Mehmet DUMAN

NEYİMİZ KALDI

Mehmet DUMAN

Malulen emekliye ayrılmış, soranı, geleni gideni kalmamış, yaşantısından bir şey anlamayan gibi bir yer sormaya kalksanız şehir insanına, alacağınız cevap hiç kuşkusuz, Elazığ olur. Kolu kanadı kırık, imkânları kaybolmuş, sözü sohbeti bitmiş, kalifiye elamanı gitmiş, zengini, işadamı terk etmiş, vasıflı göç vermiş bir yer sorsanız şehirliye alacağınız cevap yine Elazığ olur. Daha önceki belediye yönetimlerinin şaibesiyle, doldur boşalt yönetimi ile başka yerde yaşayıp da belediyenin maaş kartıyla gezenlerin olduğu bir yer var mı diye soracak olursanız şehir insanına, alacağınız cevap Elazığ olur.

Kurumları bir, bir kapanıp kaybolmuş, fabrikaları çareyi kaçmak ya da kapatmakta bulmuş, üretimi bitmiş tüketimi boyunu aşmış, bölge müdürlükleri kanatlanıp başka diyarlara uçan bir yer sorsanız alacağını cevap tabii ki Elazığ olur. Son olarak, il özel idare patlağından sonra ağzını bıçak açmayan Elazığlım ödediği bedellerin karşılığında hakkını kimlere nasıl helal edecek merak ediyorum. Eskiden bu şehrin sahibi var mıydı, elbette diyenlerin sesini çok duyuyoruz. Seçilenler ve atananlar ellerindeki vekâletten çok, ayakları yere sağlam basacak derecede, güven ve aldıkları gururla bu şehrin sahibi benim derlerdi ve onun içindir ki isimleri bu şehrin en nadide yerlerinde yüzyıllardır en güzel şekilde yaşatılıyor.

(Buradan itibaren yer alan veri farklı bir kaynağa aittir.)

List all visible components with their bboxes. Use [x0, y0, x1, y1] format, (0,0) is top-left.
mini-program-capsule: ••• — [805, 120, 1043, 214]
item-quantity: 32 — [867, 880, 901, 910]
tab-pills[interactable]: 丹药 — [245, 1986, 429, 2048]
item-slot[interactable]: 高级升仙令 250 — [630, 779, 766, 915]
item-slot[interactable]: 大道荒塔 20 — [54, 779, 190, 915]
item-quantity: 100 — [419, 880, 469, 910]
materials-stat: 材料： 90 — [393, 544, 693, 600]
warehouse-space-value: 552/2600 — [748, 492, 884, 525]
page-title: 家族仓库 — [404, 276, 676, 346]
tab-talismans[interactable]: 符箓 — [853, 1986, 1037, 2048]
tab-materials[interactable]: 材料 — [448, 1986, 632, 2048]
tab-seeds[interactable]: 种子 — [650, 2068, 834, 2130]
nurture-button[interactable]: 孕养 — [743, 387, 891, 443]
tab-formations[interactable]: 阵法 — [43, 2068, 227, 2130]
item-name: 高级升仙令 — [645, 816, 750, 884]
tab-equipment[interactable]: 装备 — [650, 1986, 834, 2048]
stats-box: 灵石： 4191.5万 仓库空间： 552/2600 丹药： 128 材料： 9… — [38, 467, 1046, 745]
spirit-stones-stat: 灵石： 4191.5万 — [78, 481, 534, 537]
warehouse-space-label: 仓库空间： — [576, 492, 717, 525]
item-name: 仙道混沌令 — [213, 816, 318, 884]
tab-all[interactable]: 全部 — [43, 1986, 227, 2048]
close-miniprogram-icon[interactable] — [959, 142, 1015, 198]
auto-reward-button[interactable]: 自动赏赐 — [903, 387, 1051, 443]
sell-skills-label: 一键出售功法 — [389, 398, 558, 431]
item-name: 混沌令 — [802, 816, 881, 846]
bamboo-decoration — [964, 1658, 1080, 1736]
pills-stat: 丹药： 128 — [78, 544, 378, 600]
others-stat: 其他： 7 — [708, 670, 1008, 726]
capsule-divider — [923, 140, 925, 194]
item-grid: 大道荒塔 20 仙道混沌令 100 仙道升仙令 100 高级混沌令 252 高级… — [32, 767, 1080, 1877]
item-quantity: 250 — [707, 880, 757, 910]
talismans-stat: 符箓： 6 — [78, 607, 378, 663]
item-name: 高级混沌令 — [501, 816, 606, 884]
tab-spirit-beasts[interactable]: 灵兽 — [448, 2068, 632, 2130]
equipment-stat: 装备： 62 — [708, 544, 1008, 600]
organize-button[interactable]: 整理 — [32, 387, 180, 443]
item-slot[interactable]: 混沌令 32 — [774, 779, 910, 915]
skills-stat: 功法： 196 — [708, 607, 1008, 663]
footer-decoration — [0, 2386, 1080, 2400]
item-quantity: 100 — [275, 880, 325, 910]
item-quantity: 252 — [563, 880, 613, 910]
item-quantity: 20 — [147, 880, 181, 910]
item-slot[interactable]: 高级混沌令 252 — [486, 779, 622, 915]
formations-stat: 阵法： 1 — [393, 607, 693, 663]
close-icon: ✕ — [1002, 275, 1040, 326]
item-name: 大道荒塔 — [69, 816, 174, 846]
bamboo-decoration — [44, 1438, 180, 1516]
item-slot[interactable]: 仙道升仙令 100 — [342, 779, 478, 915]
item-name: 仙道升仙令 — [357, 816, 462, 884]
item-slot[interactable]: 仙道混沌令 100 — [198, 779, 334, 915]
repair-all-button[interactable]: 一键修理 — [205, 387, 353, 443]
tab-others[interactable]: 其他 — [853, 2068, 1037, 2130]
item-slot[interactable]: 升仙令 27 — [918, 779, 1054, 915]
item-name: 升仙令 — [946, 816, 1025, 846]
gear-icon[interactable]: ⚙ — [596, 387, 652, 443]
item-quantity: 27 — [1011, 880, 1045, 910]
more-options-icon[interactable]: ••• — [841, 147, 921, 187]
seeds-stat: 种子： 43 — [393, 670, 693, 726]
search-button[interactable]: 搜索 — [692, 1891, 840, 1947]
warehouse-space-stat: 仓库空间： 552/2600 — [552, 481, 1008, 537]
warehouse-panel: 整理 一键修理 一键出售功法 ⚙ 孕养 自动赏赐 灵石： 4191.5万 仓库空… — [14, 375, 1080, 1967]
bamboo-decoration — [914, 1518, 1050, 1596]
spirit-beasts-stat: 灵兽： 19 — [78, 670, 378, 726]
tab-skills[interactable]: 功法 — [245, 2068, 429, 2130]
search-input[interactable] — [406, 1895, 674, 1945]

Onlar bu şehre iz bırakmak bir şeyler kazandırmak için çalışırlardı. Sözün özü bu şehri ileriye taşıyıp, bayrağı yüksek yerlerde devretmek için çaba gösterip, görevlerini tamamlarlardı. Şimdi ise doyumsuzluk ile boyları aşan günahlarla kimler yarınlara neyi taşıyacak sorgulanır olmuş. Geçen haftaki yazımda, sadece kendime ait olan bir düşüncemi sizlerle paylaşmış, Yaklaşık on yıldır itelemeyle stadyum konusunu kökten çözüme kavuşturup yerle bir edildiğini belirtmiştik.

Yapım, ihale, askıda kalma, yer teslimi, ödeneği hazır gibi cambazlıklarla dolu süreçlerin ardından palavraya dönen bu hikâyenin oyalanma ve zaman kazanma adına mekân yeri şimdi Doğu kent oldu demiştik. Daha önce var olup da sebebi belli olmadan ortadan kaldırılan futbol sahasının yeri de Doğu kentti daha öncesinden. Şimdi sormak istiyorum. Yıkılan stadyumun yerinin, sular biraz durulduktan sonra, devir edilmeyeceğinin ya da satılmayacağının garantisini kim bu şehre verebilir acaba. Yarın kalkıp denilirse biz burasını TOKİ ye ya da başka bir yere verdik, karşılığında Doğu kentte bize stadyum yapılacak, bu sayede hem stadyumumuz olacak hem de devletimizin cebinden para çıkmayacak, kim ne konuşacak acaba merak ediyorum. Komşularımıza baktığımızda, Malatya’nın battı illerini aratmayacak şekilde cazibeli hale gelmesi, Diyarbakır’ın devletin imkânlarıyla güzelleşip gelişmesi görenleri hayrete düşürürken, Köyden farklı görmediğimiz Bingöl’ün Elazığ’ ı geçme çabası, Tunceli’nin su sporları ve Munzur gibi bir güzelliğin kıymetini Türkiye gündemine taşıması ile kazandığı turist potansiyeli, Elazığ adına gidişatın hiç iyi olmadığının işareti oldu bize ama biz anlamak istemedik bir türlü.

 Üzülüyoruz, sözün bittiği yerdeyiz.

Korkuyoruz, daha kötüsü ne olabilir diye.

Endişe ediyoruz, bin bir zorlukla okutup, devletine milletine hayırlı bir insan olması için çaba gösterdiğimiz evlatlarımızın sonu ne olacak diye.

Elimizde kalanla gurur duyuyoruz, gönlümüzde yüreğimizde Elazığlı yazıyor diye. Allah yar ve yardımcımız olsun. Esen kalın.